Phase 1A vaccinations of frontline healthcare workers and first responders began in mid-December. Since that time, Maryland moved on to phase 1B, vaccinating seniors over the age of 75. In late January, the state entered phase 1C, vaccinating people 65 to 74. While the calendar advanced to vaccinating phase 1C, many county health departments have not.

Carroll County Health Officer Ed Singer said “it's hard to manage those expectations, that people have. ‘Well I’m in 1C now, I should be able to get the shot.’ Well, I’ve not nearly made a dent in all the 75-plus, and the school teachers and everything else that I’m supposed to vaccinate in 1B.”

The Biden administration promises more doses of the Moderna and Pfizer vaccines are on the way. Now, a third vaccine from Johnson & Johnson is on the horizon.

Anne Arundel County Health Officer Dr. Nilesh Kalyanaraman said “the federal government said they're going to increase it by about 16 percent, that's going to help pick up the pace.”

Until then, registering early won't up your chances of getting vaccinated sooner than later.

“Just being first in line in this situation, those rules, I was first in line, you know, I get the Black friday TV set, that's not the way this works. So, if you pre-register, it's really going to be random when your group is up,” Bishai said.

Scheduling those appointments is a challenge in itself for health officials.

“We want to get the vaccine in those arms that are the highest priority. What we essentially do, when we get vaccine that comes in on a Tuesday, we're scheduling everyone of those doses for the following week,” Singer said.

“It makes it hard to plan more than a week in advance. I know that folks want to know when they're going to get it. Once we get more certainty going out a few weeks, or months, we can do more planning and set up more clinics,” Kalyanaraman said.

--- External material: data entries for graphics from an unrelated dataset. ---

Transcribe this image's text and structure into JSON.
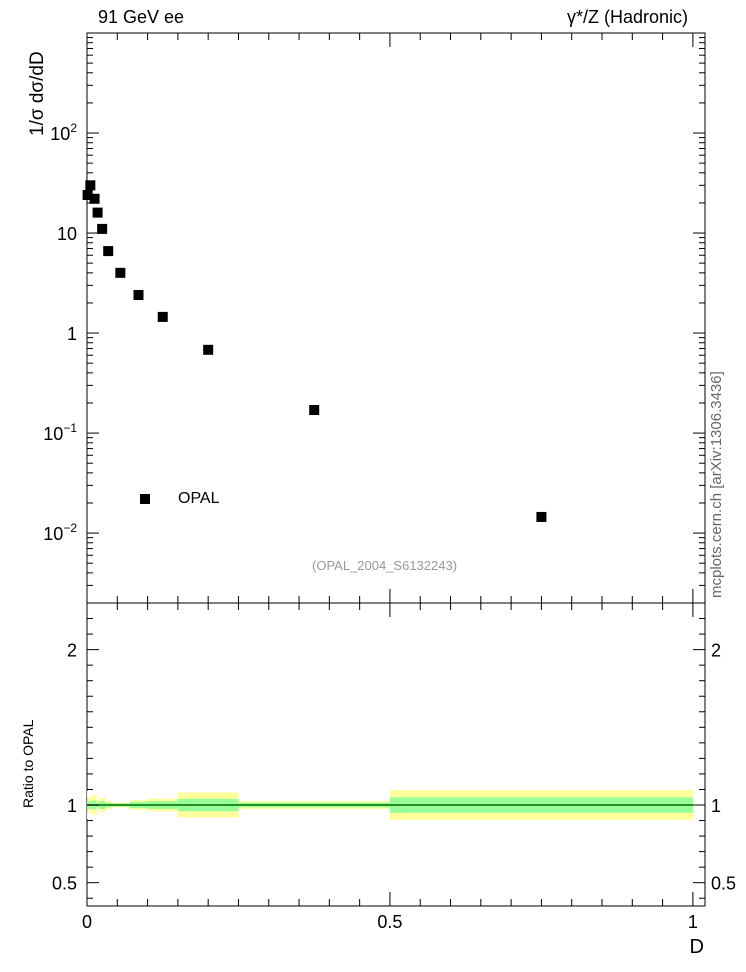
{
  "header": {
    "left": "91 GeV ee",
    "right": "γ*/Z (Hadronic)"
  },
  "side_credit": "mcplots.cern.ch [arXiv:1306.3436]",
  "analysis_tag": "(OPAL_2004_S6132243)",
  "colors": {
    "band_outer": "#ffff99",
    "band_inner": "#99ff99",
    "line": "#006600",
    "marker": "#000000",
    "analysis_tag": "#999999",
    "side_credit": "#666666"
  },
  "chart_data": [
    {
      "type": "scatter",
      "panel": "main",
      "ylabel": "1/σ dσ/dD",
      "yscale": "log",
      "ylim": [
        0.002,
        1000
      ],
      "xlim": [
        0,
        1.02
      ],
      "yticks": [
        {
          "v": 0.01,
          "base": "10",
          "exp": "−2"
        },
        {
          "v": 0.1,
          "base": "10",
          "exp": "−1"
        },
        {
          "v": 1,
          "base": "1",
          "exp": ""
        },
        {
          "v": 10,
          "base": "10",
          "exp": ""
        },
        {
          "v": 100,
          "base": "10",
          "exp": "2"
        }
      ],
      "legend": {
        "label": "OPAL",
        "position": "lower-left"
      },
      "series": [
        {
          "name": "OPAL",
          "x": [
            0.001,
            0.0055,
            0.0125,
            0.0175,
            0.025,
            0.035,
            0.055,
            0.085,
            0.125,
            0.2,
            0.375,
            0.75
          ],
          "y": [
            24,
            30,
            22,
            16,
            11,
            6.6,
            4.0,
            2.4,
            1.45,
            0.68,
            0.17,
            0.0145
          ]
        }
      ]
    },
    {
      "type": "area",
      "panel": "ratio",
      "ylabel": "Ratio to OPAL",
      "xlabel": "D",
      "xlim": [
        0,
        1.02
      ],
      "ylim": [
        0.35,
        2.3
      ],
      "xticks": [
        {
          "v": 0,
          "label": "0"
        },
        {
          "v": 0.5,
          "label": "0.5"
        },
        {
          "v": 1,
          "label": "1"
        }
      ],
      "yticks": [
        {
          "v": 0.5,
          "label": "0.5"
        },
        {
          "v": 1,
          "label": "1"
        },
        {
          "v": 2,
          "label": "2"
        }
      ],
      "bins": [
        {
          "x0": 0.0,
          "x1": 0.002,
          "inner": [
            0.955,
            1.045
          ],
          "outer": [
            0.91,
            1.09
          ]
        },
        {
          "x0": 0.002,
          "x1": 0.009,
          "inner": [
            0.975,
            1.025
          ],
          "outer": [
            0.95,
            1.05
          ]
        },
        {
          "x0": 0.009,
          "x1": 0.016,
          "inner": [
            0.97,
            1.03
          ],
          "outer": [
            0.935,
            1.065
          ]
        },
        {
          "x0": 0.016,
          "x1": 0.02,
          "inner": [
            0.985,
            1.015
          ],
          "outer": [
            0.97,
            1.03
          ]
        },
        {
          "x0": 0.02,
          "x1": 0.03,
          "inner": [
            0.975,
            1.025
          ],
          "outer": [
            0.955,
            1.045
          ]
        },
        {
          "x0": 0.03,
          "x1": 0.04,
          "inner": [
            0.985,
            1.015
          ],
          "outer": [
            0.975,
            1.025
          ]
        },
        {
          "x0": 0.04,
          "x1": 0.07,
          "inner": [
            0.99,
            1.01
          ],
          "outer": [
            0.985,
            1.015
          ]
        },
        {
          "x0": 0.07,
          "x1": 0.1,
          "inner": [
            0.98,
            1.02
          ],
          "outer": [
            0.97,
            1.03
          ]
        },
        {
          "x0": 0.1,
          "x1": 0.15,
          "inner": [
            0.975,
            1.025
          ],
          "outer": [
            0.96,
            1.04
          ]
        },
        {
          "x0": 0.15,
          "x1": 0.25,
          "inner": [
            0.96,
            1.04
          ],
          "outer": [
            0.92,
            1.08
          ]
        },
        {
          "x0": 0.25,
          "x1": 0.5,
          "inner": [
            0.985,
            1.015
          ],
          "outer": [
            0.975,
            1.025
          ]
        },
        {
          "x0": 0.5,
          "x1": 1.0,
          "inner": [
            0.95,
            1.05
          ],
          "outer": [
            0.905,
            1.095
          ]
        }
      ]
    }
  ]
}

Meanwhile, Lebowitz and thousands of other Marylanders continue to wait.

“Annoyed. I wasn't really mad, I’m annoyed with this whole thing. It’s frustrating, it's annoying.

“People are getting frustrated and we're asking them to be patient. We're signing them up and we're going down the list as systematically as we can,” Singer said.

“I just want people to know and understand that we are working within the constraints that we are facing and trying very hard to meet the demands of the community,” Levy said.

WMAR-2 News first spoke with Lebowitz last Thursday. One week later, she says she finally got the email she's been waiting for about a month to receive. She now has an appointment to get vaccinated.